Onze policiers sanctionnés pour une manifestation illégale devant le domicile de la maire de Rennes

Onze policiers sanctionnés pour une manifestation illégale devant le domicile de la maire de Rennes

POLICE - Ce vendredi 29 janvier, onze agents ont reçu un avertissement suite à la manifestation organisée devant le domicile de la maire de Rennes Nathalie Appéré, le 17 décembre dernier.

Le couperet est tombé. Onze policiers rennais ont écopé d'un avertissement après la manifestation nocturne qu'ils ont organisée le 17 décembre dernier. Aux environ de 23h, une trentaine d'agents de nuit s'étaient réunis dans le quartier sud gare, lieu où habite le maire de Rennes Nathalie Appéré (PS).

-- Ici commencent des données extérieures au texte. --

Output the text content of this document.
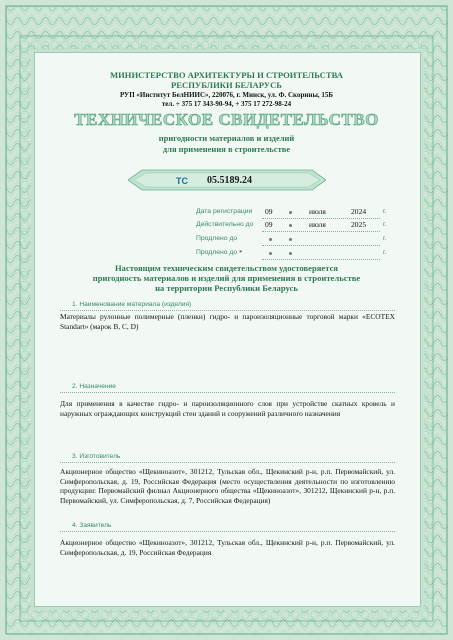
МИНИСТЕРСТВО АРХИТЕКТУРЫ И СТРОИТЕЛЬСТВА
РЕСПУБЛИКИ БЕЛАРУСЬ
РУП «Институт БелНИИС», 220076, г. Минск, ул. Ф. Скорины, 15Б
тел. + 375 17 343-90-94, + 375 17 272-98-24
ТЕХНИЧЕСКОЕ СВИДЕТЕЛЬСТВО
пригодности материалов и изделий
для применения в строительстве
ТС 05.5189.24
Дата регистрации 09	июля	2024 г.
Действительно до 09	июля	2025 г.
Продлено до	г.
Продлено до	г.
*
Настоящим техническим свидетельством удостоверяется
пригодность материалов и изделий для применения в строительстве
на территории Республики Беларусь
1. Наименование материала (изделия)
Материалы рулонные полимерные (пленки) гидро- и пароизоляционные торговой марки «ECOTEX Standart» (марок B, C, D)
2. Назначение
Для применения в качестве гидро- и пароизоляционного слоя при устройстве скатных кровель и наружных ограждающих конструкций стен зданий и сооружений различного назначения
3. Изготовитель
Акционерное общество «Щекиноазот», 301212, Тульская обл., Щекинский р-н, р.п. Первомайский, ул. Симферопольская, д. 19, Российская Федерация (место осуществления деятельности по изготовлению продукции: Первомайский филиал Акционерного общества «Щекиноазот», 301212, Щекинский р-н, р.п. Первомайский, ул. Симферопольская, д. 7, Российская Федерация)
4. Заявитель
Акционерное общество «Щекиноазот», 301212, Тульская обл., Щекинский р-н, р.п. Первомайский, ул. Симферопольская, д. 19, Российская Федерация
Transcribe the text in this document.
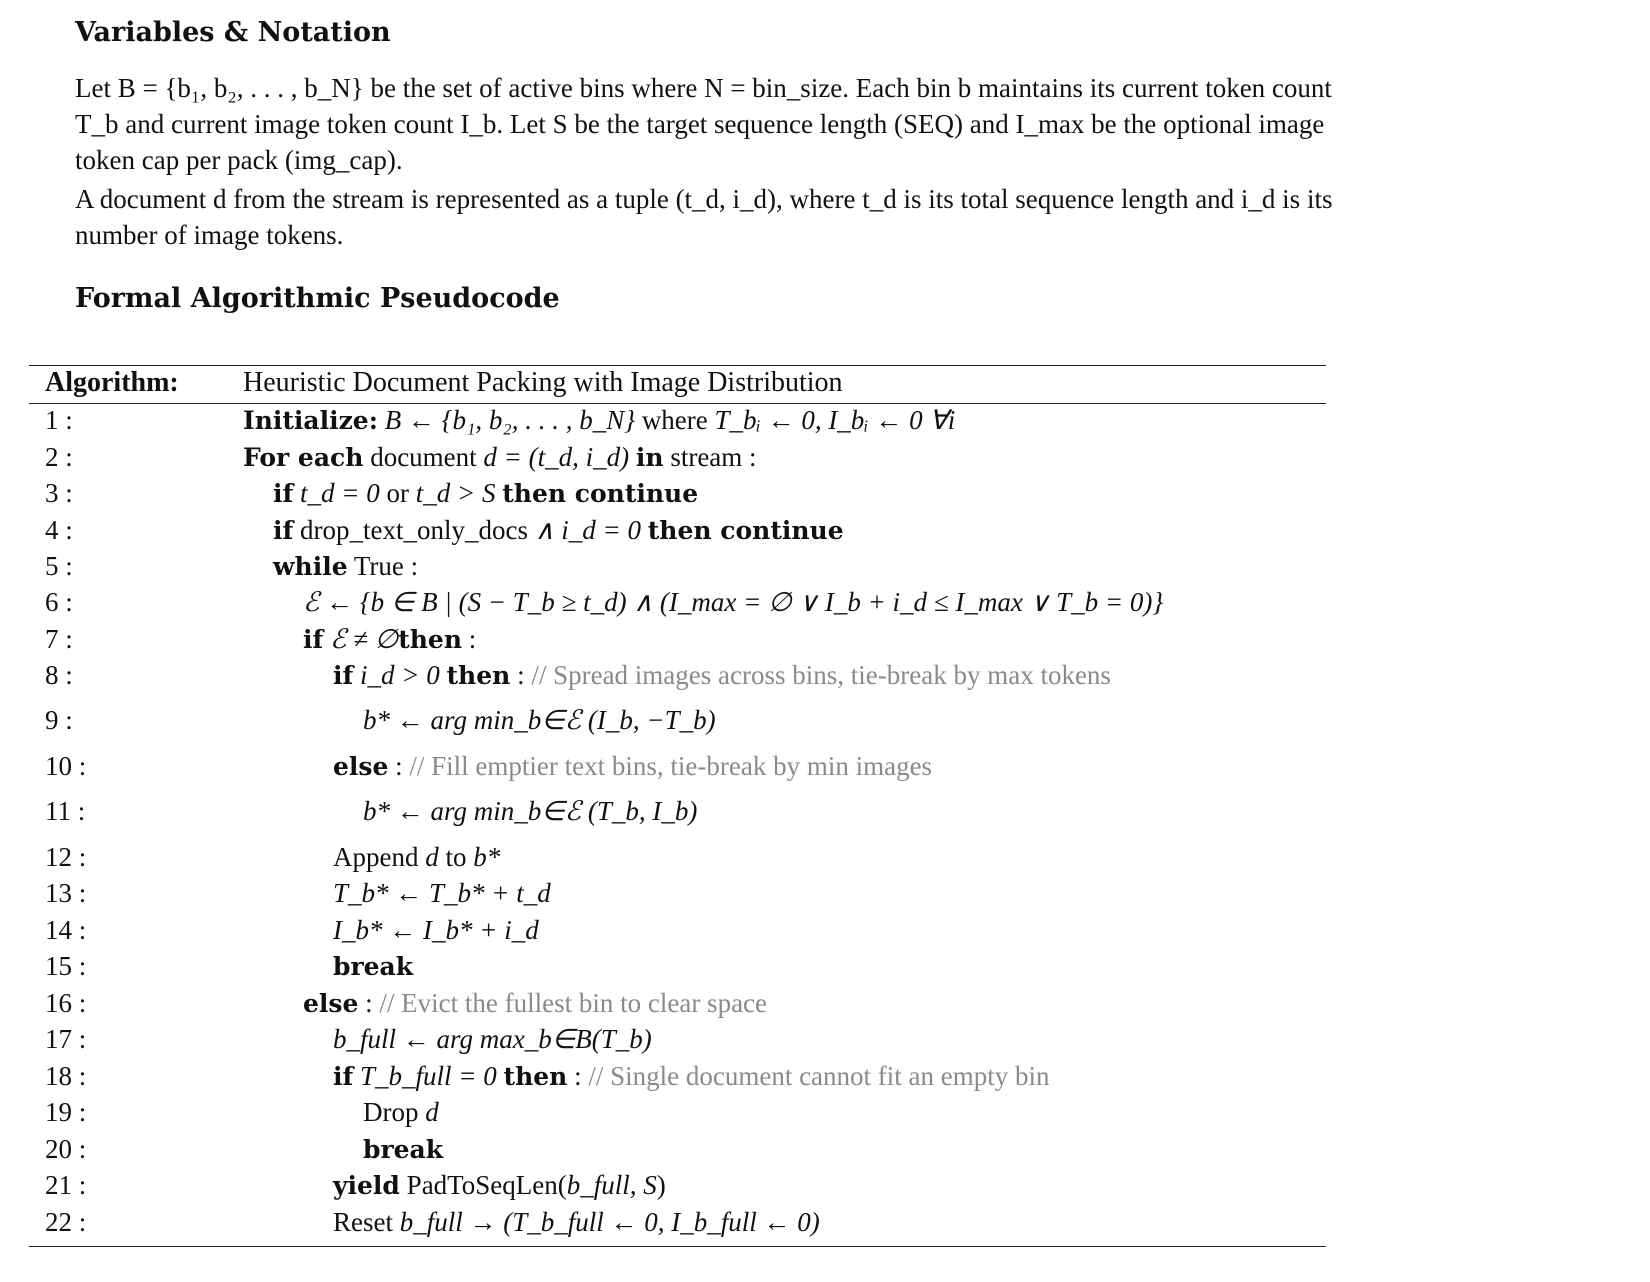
Variables & Notation
Let B = {b₁, b₂, . . . , b_N} be the set of active bins where N = bin_size. Each bin b maintains its current token count
T_b and current image token count I_b. Let S be the target sequence length (SEQ) and I_max be the optional image
token cap per pack (img_cap).
A document d from the stream is represented as a tuple (t_d, i_d), where t_d is its total sequence length and i_d is its
number of image tokens.
Formal Algorithmic Pseudocode
Algorithm: Heuristic Document Packing with Image Distribution
1 :	Initialize: B ← {b₁, b₂, . . . , b_N} where T_bᵢ ← 0, I_bᵢ ← 0 ∀i
2 :	For each document d = (t_d, i_d) in stream :
3 :	if t_d = 0 or t_d > S then continue
4 :	if drop_text_only_docs ∧ i_d = 0 then continue
5 :	while True :
6 :	ℰ ← {b ∈ B | (S − T_b ≥ t_d) ∧ (I_max = ∅ ∨ I_b + i_d ≤ I_max ∨ T_b = 0)}
7 :	if ℰ ≠ ∅then :
8 :	if i_d > 0 then : // Spread images across bins, tie-break by max tokens
9 :	b* ← arg min_b∈ℰ (I_b, −T_b)
10 :	else : // Fill emptier text bins, tie-break by min images
11 :	b* ← arg min_b∈ℰ (T_b, I_b)
12 :	Append d to b*
13 :	T_b* ← T_b* + t_d
14 :	I_b* ← I_b* + i_d
15 :	break
16 :	else : // Evict the fullest bin to clear space
17 :	b_full ← arg max_b∈B(T_b)
18 :	if T_b_full = 0 then : // Single document cannot fit an empty bin
19 :	Drop d
20 :	break
21 :	yield PadToSeqLen(b_full, S)
22 :	Reset b_full → (T_b_full ← 0, I_b_full ← 0)
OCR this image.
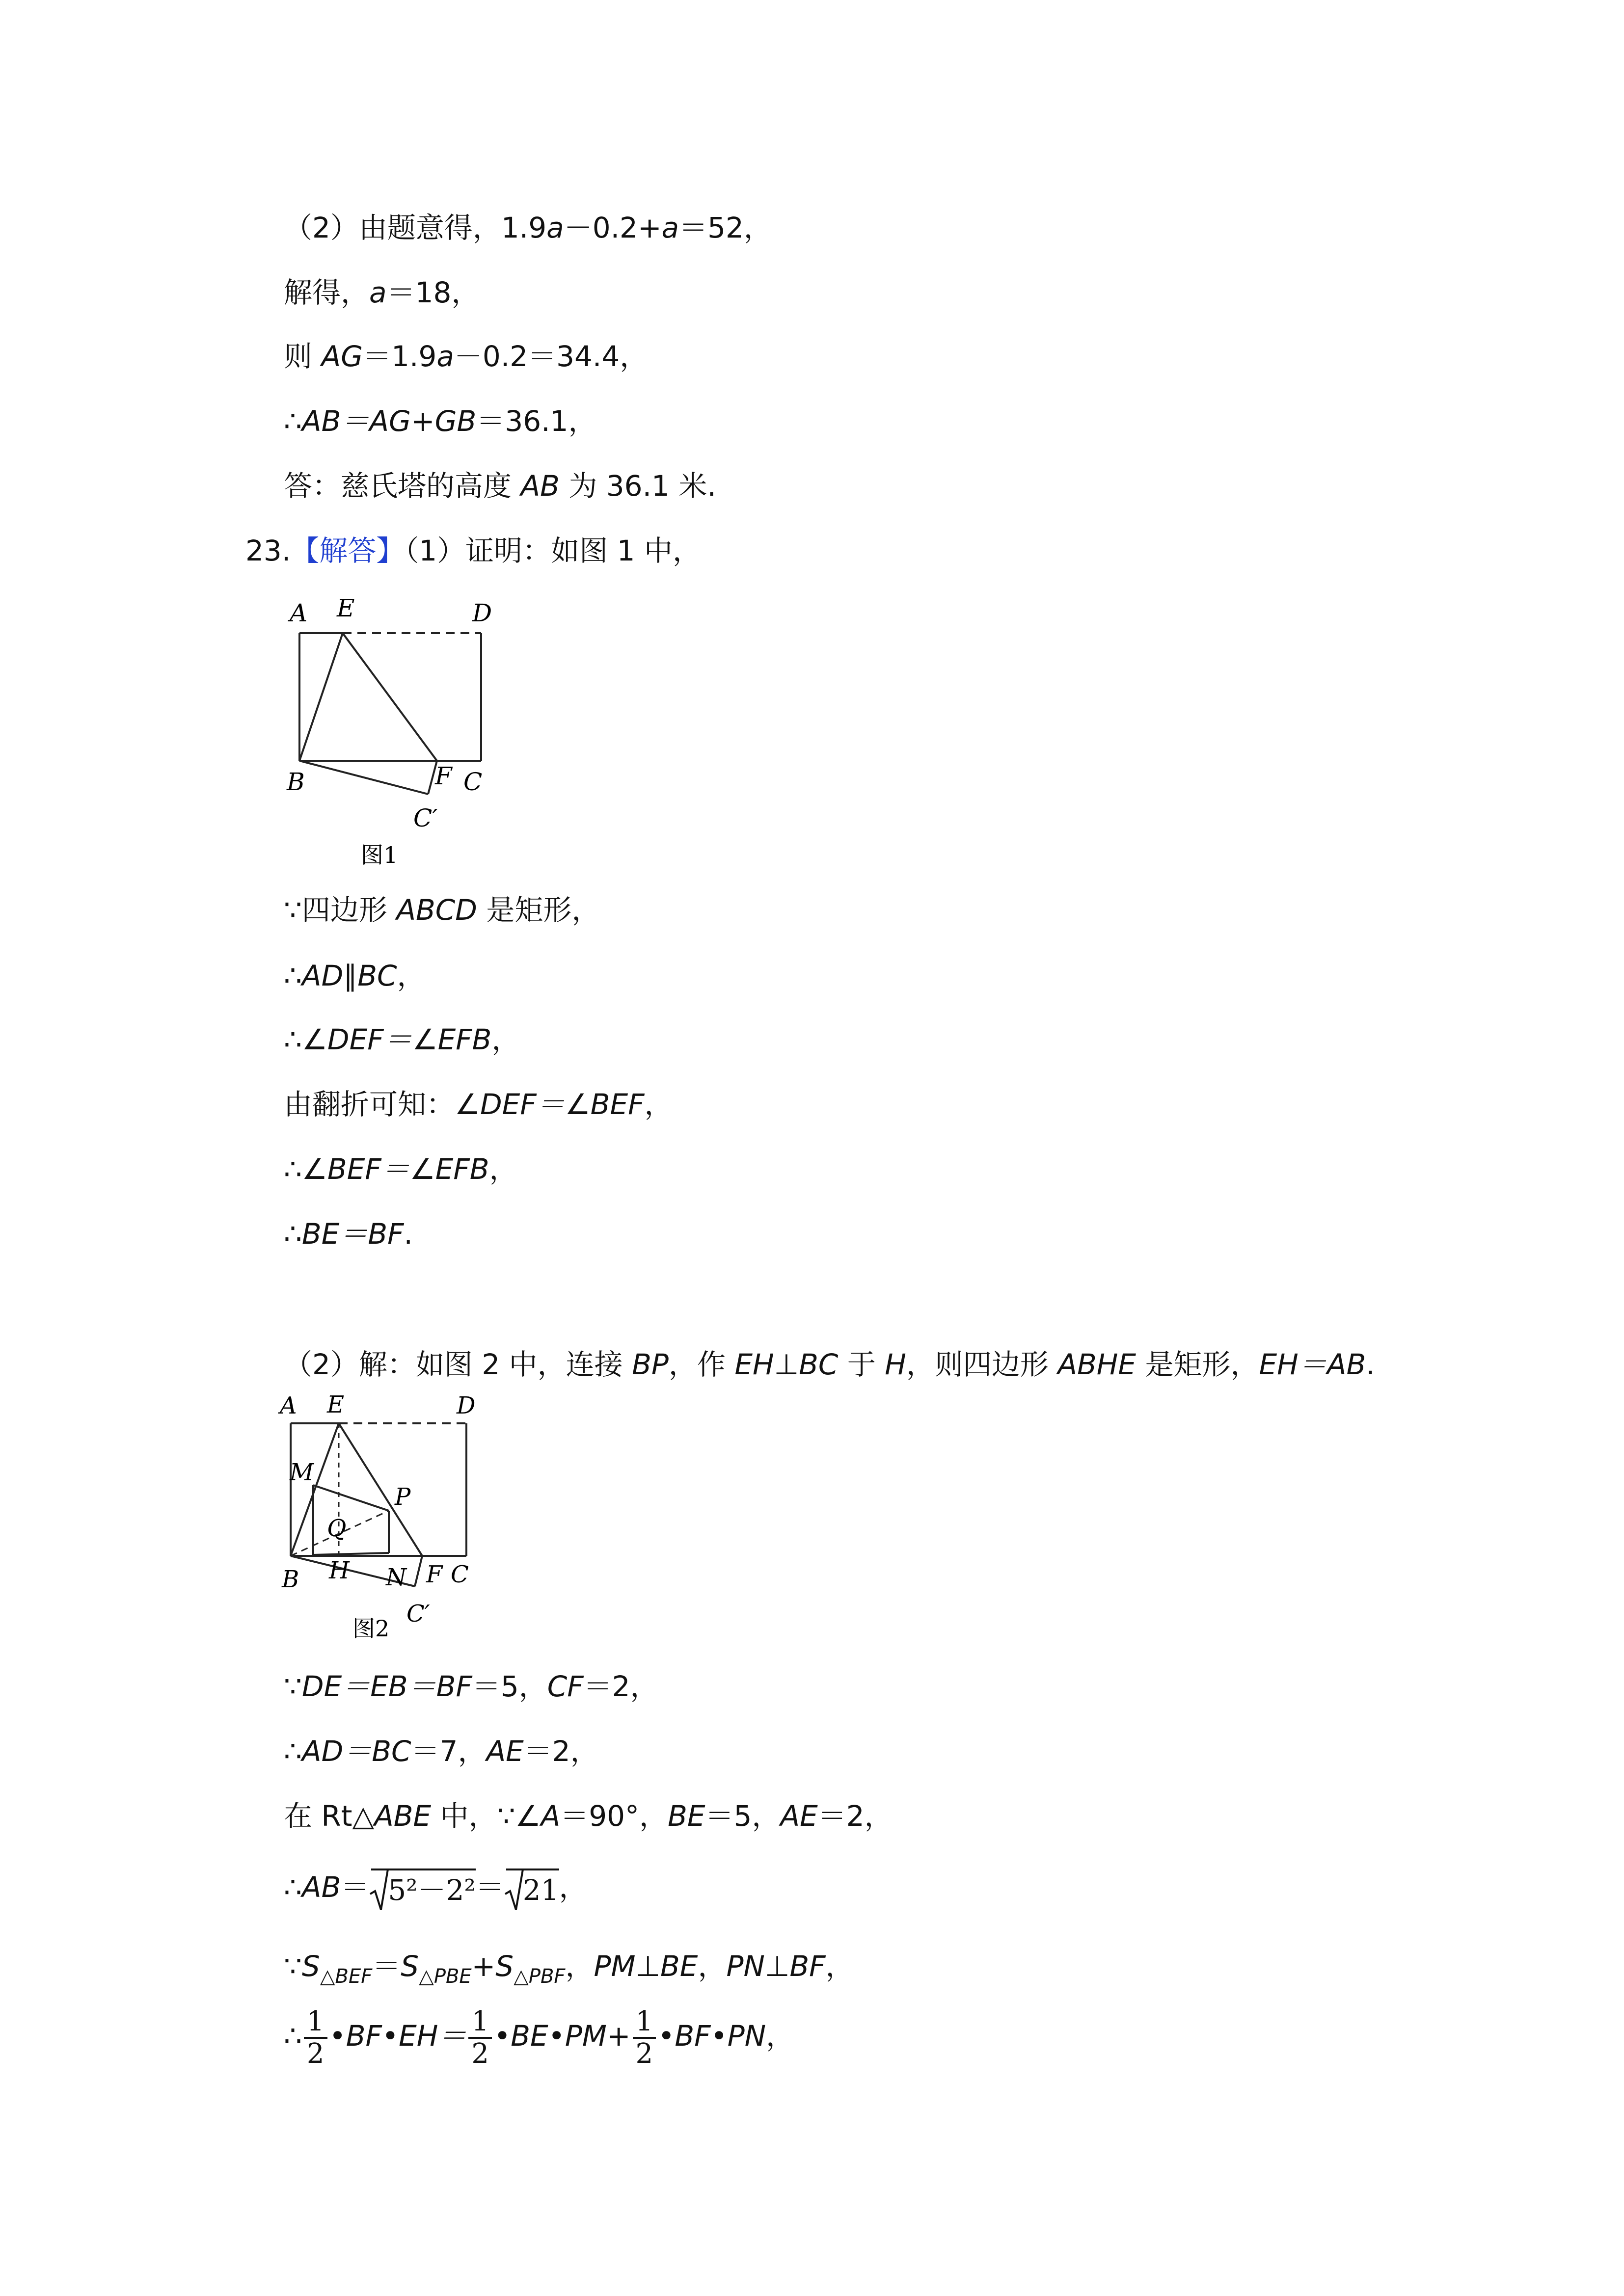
（2）由题意得，1.9a－0.2+a＝52，
解得，a＝18，
则 AG＝1.9a－0.2＝34.4，
∴AB＝AG+GB＝36.1，
答：慈氏塔的高度 AB 为 36.1 米.
23.【解答】（1）证明：如图 1 中，
A E	D
B	F C
C′
图1
∵四边形 ABCD 是矩形，
∴AD∥BC，
∴∠DEF＝∠EFB，
由翻折可知：∠DEF＝∠BEF，
∴∠BEF＝∠EFB，
∴BE＝BF.
（2）解：如图 2 中，连接 BP，作 EH⊥BC 于 H，则四边形 ABHE 是矩形，EH＝AB.
A E	D
M
P
Q
B H N F C
C′
图2
∵DE＝EB＝BF＝5，CF＝2，
∴AD＝BC＝7，AE＝2，
在 Rt△ABE 中，∵∠A＝90°，BE＝5，AE＝2，
∴AB＝ 5²－2²＝ 21，
$\because S_{\triangle BEF}=S_{\triangle PBE}+S_{\triangle PBF}$，PM⊥BE，PN⊥BF，
∴ $\frac{1}{2}$ •BF•EH＝ $\frac{1}{2}$ •BE•PM+ $\frac{1}{2}$ •BF•PN，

Pour attirer l'attention des autorités locales, ces fonctionnaires ont décidé d'enclencher les sirènes de leurs véhicules et d'allumer leurs gyrophares sur leurs voitures de service. Le cortège s'est ensuite rendu devant la préfecture Martenot. Les policiers en cause ont été identifiés comme "des chefs de bord" selon le Service d'information et de communication de la police nationale (Sicop).

La méthode utilisée lors de cette manifestation avait été pointée du doigt par la maire de Rennes. Sur le réseau social Twitter, Nathalie Appéré avait vivement réagi en publiant une lettre ouverte adressée au syndicat Alliance. L'édile n'a pas hésité à dénoncer "des méthodes d'intimidation, qui ne sont pas admissibles dans une démocratie."  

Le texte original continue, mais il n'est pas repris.